Having repeatedly been denied financial compensation for his 42 months in prison for a crime he didn't commit, Mr. Dumont's plight highlights a growing problem for the wrongly convicted.
A federal-provincial program set up in 1988 to provide compensation in worthy cases has turned out to be a frustrating flop. Most of the wrongly convicted end up resorting to costly lawsuits in hopes of forcing authorities into an out-of-court settlement.
The roadblock for those seeking compensation is a slippery, ill-defined requirement known as "factual innocence," which needs to be satisfied before an individual can be compensated.
However, doing so is nearly impossible unless an individual has DNA on his side, said Winnipeg lawyer Hersh Wolch, an expert on the compensation issue. In cases such as that of Mr. Dumont, he said, DNA is not part of the evidence.
James Lockyer, a lawyer for the wrongly convicted, said that even outright acquittals are not enough to prove factual innocence, since technically speaking, an acquittal means only that the Crown could not prove its case beyond a reasonable doubt.
"Governments are not so much trying to save dollars as they are unwilling to admit they were wrong," he said.
Only one Quebecker -- Réjean Pepin, a man who was wrongly convicted of armed robbery -- has been compensated during the 18 years the federal-provincial plan has existed. He received $188,000.

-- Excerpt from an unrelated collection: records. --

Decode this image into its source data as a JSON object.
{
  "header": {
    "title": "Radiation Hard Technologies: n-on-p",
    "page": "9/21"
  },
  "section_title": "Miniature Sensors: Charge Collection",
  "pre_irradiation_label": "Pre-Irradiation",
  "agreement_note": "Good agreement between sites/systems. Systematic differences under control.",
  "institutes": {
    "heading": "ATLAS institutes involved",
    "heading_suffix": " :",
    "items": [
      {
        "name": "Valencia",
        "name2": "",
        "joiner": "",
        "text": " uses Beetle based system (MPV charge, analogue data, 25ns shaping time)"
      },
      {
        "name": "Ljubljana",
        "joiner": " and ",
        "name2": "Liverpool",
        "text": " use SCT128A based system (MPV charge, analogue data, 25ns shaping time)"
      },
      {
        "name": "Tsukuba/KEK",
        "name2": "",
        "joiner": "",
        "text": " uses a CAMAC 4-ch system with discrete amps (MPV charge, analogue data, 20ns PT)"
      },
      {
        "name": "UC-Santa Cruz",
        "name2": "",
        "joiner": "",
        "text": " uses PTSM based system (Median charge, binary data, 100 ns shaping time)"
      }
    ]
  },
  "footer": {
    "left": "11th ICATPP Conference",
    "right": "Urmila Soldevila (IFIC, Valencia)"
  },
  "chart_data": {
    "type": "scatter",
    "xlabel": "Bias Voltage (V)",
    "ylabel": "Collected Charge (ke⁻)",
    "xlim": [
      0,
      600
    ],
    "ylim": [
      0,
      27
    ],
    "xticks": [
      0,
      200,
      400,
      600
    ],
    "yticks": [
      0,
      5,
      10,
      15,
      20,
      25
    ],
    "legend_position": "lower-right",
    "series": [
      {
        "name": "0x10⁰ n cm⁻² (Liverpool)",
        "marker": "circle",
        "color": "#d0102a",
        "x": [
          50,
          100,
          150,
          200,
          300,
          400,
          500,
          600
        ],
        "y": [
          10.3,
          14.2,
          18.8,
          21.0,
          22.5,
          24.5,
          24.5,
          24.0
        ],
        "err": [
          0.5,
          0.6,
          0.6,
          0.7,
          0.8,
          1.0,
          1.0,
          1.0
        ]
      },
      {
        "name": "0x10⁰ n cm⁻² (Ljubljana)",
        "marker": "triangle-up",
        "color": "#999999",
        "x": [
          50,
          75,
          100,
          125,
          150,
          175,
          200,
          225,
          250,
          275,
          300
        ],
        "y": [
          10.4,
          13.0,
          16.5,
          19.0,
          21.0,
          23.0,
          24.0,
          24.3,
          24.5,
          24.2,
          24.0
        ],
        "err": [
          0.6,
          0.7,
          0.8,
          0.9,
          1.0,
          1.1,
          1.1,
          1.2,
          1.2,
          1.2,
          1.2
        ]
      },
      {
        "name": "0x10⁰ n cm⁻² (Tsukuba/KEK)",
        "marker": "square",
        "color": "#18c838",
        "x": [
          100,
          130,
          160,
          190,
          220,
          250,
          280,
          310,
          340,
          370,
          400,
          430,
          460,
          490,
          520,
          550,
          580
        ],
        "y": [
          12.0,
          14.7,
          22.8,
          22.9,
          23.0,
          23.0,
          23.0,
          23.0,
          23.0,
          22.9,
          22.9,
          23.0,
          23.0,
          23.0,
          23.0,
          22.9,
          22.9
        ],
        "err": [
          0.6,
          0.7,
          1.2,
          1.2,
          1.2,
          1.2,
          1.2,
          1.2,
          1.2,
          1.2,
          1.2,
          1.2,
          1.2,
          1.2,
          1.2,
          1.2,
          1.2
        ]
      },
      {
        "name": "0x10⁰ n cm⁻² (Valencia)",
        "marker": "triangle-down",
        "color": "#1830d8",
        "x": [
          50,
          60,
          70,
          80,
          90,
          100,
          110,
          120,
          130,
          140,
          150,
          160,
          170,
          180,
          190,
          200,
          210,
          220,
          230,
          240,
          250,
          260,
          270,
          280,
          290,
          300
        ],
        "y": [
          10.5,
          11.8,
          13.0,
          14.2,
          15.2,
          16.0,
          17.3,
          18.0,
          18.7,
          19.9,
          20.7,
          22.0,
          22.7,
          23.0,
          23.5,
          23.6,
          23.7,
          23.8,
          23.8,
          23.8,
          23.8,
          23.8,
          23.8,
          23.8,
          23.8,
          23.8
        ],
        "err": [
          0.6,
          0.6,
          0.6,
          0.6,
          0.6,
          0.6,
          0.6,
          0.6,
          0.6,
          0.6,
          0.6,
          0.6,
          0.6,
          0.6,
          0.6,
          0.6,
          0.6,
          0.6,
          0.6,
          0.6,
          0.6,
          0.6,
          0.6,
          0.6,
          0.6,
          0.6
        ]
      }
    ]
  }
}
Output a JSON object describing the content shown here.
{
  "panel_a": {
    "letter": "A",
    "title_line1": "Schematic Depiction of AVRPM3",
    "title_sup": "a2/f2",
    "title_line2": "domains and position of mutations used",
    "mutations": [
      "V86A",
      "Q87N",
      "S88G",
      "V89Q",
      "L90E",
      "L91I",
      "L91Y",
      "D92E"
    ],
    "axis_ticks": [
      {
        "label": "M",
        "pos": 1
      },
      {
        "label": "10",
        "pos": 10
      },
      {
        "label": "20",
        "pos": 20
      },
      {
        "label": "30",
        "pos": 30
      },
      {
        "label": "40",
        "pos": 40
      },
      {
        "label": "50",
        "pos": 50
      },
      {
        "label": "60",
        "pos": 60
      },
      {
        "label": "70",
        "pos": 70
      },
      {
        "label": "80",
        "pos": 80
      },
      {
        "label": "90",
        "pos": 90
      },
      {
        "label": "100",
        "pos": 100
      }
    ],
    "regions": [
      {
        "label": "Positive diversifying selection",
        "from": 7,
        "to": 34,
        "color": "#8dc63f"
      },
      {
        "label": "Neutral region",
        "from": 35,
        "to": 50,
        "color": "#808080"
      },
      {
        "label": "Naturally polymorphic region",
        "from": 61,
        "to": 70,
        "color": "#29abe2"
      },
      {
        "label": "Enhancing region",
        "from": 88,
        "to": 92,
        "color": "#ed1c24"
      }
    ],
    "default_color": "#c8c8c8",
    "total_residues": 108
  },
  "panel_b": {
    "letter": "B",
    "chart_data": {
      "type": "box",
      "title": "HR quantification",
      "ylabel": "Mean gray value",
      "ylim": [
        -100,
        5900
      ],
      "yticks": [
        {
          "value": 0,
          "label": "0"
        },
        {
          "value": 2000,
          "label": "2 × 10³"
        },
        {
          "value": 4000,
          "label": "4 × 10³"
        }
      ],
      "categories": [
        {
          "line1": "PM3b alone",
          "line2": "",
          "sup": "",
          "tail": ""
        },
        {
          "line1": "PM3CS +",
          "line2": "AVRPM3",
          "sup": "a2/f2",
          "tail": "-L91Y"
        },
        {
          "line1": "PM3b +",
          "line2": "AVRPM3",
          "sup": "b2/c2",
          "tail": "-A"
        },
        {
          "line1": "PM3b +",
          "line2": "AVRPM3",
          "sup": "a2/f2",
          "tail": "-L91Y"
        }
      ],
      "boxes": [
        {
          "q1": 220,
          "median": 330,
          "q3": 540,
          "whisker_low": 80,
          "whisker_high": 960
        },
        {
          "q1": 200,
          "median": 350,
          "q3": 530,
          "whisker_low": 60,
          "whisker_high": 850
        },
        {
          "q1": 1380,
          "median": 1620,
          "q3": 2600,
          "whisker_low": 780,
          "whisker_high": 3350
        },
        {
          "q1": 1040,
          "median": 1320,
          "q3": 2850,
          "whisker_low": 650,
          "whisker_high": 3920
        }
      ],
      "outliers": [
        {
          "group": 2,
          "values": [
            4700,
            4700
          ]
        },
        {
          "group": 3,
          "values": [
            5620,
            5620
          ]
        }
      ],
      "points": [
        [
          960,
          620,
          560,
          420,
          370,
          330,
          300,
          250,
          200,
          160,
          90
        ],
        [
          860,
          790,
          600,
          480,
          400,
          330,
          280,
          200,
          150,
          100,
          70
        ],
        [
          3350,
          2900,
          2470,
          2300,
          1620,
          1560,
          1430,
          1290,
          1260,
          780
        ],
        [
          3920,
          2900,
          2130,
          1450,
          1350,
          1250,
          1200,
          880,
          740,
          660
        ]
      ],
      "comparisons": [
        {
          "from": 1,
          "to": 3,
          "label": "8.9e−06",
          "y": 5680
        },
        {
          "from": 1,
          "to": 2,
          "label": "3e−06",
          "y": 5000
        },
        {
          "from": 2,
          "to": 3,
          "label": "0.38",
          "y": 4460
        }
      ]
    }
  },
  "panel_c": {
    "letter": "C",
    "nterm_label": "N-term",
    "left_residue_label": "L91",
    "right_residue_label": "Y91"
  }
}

Mr. Wolch said there needs to be a third alternative in between the extreme of "begging and whining for mercy" and having to prove in court that police or prosecutors acted maliciously.
In an $8.7-million lawsuit he has launched against the Quebec government and the town of Boisbriand, Mr. Dumont cites his loss of freedom, the physical abuse he suffered, and the fact his three children were put in foster care while he was in prison.
Carlo Tarini, a public relations consultant who is acting on Mr. Dumont's behalf, said the federal government may ultimately agree to compensation in his case, but only if Quebec does so first.